Dr Lawrence’s Frederick Watson Fellowship helped him write a book on the anthropologist EW Pearson Chinnery. Chinnery served in New Guinea for many years and succeeded FE Williams as Government Anthropologist in the territories of Papua and New Guinea. Chinnery saw himself as a facilitator who actively encouraged the work of famous field anthropologists such as Margaret Mead, Reo Fortune and Gregory Bateson.
Dr Lawrence explored the colonial experience through the work of government anthropologists from the 1920s to 1940s. He contends that many of the current dilemmas facing development in the southwest Pacific were recognised as potential issues by officials such as Chinnery.
Following his New Guinea service, Chinnery was appointed as Director of Native Affairs in the Northern Territory, as well as the Commonwealth Adviser of Native Affairs and later Australian Adviser to the United Nations Trusteeship Council. Comparing Chinnery’s opinions and policies in New Guinea with those implemented in the Northern Territory was an important aspect of this study.

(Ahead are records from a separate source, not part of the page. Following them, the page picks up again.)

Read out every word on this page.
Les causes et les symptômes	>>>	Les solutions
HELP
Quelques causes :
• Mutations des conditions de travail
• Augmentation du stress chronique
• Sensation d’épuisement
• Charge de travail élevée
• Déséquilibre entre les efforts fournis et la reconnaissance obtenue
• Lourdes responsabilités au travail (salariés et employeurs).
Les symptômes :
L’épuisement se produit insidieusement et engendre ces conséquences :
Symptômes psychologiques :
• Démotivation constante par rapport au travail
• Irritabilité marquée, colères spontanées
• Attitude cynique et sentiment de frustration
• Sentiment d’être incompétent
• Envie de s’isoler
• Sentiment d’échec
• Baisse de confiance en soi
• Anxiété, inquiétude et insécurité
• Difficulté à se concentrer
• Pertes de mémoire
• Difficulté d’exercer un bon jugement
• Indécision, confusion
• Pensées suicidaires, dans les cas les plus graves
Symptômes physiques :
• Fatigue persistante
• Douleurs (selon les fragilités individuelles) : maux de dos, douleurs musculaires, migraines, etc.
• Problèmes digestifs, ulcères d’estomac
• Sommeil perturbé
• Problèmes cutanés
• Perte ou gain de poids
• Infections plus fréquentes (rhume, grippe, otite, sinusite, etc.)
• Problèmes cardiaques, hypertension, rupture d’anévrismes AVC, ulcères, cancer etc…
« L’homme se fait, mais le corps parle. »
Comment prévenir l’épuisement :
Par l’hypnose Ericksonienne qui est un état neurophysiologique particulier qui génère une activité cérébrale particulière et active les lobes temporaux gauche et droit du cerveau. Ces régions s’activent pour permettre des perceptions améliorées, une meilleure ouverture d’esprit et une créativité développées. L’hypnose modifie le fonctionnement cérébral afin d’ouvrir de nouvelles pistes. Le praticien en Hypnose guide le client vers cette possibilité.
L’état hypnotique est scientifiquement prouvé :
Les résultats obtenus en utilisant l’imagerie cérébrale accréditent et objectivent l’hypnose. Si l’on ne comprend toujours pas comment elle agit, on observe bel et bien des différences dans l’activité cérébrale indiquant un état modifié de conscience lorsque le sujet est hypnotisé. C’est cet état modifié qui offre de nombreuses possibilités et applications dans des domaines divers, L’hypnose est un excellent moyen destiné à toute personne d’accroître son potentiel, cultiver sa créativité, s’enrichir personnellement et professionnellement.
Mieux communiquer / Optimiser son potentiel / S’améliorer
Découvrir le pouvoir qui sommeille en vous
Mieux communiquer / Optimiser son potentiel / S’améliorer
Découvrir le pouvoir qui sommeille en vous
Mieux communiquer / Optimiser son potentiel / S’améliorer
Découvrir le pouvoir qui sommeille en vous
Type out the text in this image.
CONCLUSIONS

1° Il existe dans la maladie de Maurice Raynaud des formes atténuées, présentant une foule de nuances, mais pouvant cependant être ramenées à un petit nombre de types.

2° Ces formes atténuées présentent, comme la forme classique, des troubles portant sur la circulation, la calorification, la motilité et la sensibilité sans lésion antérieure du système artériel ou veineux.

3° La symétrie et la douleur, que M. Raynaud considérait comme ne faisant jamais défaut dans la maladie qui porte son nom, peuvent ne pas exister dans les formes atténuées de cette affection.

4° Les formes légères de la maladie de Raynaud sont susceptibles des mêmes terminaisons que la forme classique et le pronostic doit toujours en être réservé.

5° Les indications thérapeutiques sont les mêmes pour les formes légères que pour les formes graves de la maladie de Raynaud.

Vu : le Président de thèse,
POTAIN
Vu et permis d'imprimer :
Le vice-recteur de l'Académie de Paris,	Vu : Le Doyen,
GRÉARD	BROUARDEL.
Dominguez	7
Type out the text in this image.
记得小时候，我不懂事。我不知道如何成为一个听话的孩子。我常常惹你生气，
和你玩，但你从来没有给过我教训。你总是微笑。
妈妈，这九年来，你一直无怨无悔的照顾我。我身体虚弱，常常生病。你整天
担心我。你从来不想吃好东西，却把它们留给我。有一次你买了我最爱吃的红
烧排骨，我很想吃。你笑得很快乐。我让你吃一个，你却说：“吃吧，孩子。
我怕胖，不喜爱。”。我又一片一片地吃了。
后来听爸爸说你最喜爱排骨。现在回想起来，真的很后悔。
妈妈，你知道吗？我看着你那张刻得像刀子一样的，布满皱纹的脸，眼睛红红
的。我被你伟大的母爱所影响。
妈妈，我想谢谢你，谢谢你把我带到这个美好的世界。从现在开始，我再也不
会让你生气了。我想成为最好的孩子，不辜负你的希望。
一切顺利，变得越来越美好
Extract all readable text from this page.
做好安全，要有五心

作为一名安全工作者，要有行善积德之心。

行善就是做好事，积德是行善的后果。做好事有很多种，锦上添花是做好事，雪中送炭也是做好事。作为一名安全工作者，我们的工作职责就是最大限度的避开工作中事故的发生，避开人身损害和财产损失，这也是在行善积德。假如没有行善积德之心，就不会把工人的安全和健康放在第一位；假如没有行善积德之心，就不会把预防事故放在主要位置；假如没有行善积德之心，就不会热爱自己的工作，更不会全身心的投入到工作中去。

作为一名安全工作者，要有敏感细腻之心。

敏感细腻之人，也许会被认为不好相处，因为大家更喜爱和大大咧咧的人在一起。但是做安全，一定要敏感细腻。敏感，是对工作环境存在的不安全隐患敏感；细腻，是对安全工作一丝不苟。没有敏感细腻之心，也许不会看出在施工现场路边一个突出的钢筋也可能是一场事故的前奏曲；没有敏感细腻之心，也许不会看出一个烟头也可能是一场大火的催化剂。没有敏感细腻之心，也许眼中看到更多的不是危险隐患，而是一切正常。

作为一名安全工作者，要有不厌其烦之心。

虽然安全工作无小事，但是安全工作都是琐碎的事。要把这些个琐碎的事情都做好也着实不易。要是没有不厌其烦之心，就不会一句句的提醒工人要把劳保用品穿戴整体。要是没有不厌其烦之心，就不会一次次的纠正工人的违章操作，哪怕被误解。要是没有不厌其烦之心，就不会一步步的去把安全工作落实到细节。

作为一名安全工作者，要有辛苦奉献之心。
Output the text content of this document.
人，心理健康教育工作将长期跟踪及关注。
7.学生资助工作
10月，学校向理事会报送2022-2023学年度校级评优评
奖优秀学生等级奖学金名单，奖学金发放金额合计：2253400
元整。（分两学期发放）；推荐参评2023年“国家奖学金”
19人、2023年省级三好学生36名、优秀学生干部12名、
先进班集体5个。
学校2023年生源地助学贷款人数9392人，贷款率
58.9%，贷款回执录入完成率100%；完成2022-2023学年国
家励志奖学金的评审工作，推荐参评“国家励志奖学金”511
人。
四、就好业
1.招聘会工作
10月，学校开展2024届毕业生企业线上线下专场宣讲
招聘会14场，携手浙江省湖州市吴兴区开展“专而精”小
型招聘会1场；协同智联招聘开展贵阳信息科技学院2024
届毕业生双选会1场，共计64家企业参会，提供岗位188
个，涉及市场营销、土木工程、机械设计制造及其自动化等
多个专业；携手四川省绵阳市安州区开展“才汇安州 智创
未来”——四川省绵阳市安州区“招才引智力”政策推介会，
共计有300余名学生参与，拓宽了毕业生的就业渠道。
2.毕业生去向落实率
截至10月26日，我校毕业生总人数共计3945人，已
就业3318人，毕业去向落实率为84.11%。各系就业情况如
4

The National Archives has a wealth of records that are essential to understanding cultural contact and social changes resulting from the penetration of European influence in the pacific region.

Dr David Lawrence is a Visiting Fellow in the Research School of Pacific and Asian Studies at the Australian National University. An anthropologist by training, he has published widely on the history and culture of indigenous societies in the Asia Pacific region. His doctoral thesis, awarded by James Cook University, was on traditional economic aspects of coastal fishing life which link the people of the Torres Strait Islands and the Papuan Coast.
Dr Lawrence’s recent books are Kakadu: The Making of a National Park and The Great Barrier Reef – Finding the Right Balance, both published by Melbourne University Press. The study of Kakadu was a finalist in the year 2000 New South Wales Premier’s History Awards for the Australian History Prize.
23 March 2006
EW Pearson Chinnery (1887–1972) occupied a number of senior positions in the Australian colonial administrations of the territories of Papua and New Guinea in the 1920s and 1930s. He was an important administrative official at a time when Australia took significant steps to improve the quality of the field staff in the territories. However, Chinnery is not regarded as an important figure in the history of Australian anthropology.
This paper offers some explanation as to why he is largely ignored, but seeks first to examine how and why Chinnery developed in interest in ethnology during his initial service in Papua and later when a student at Cambridge in 1919 and 1920.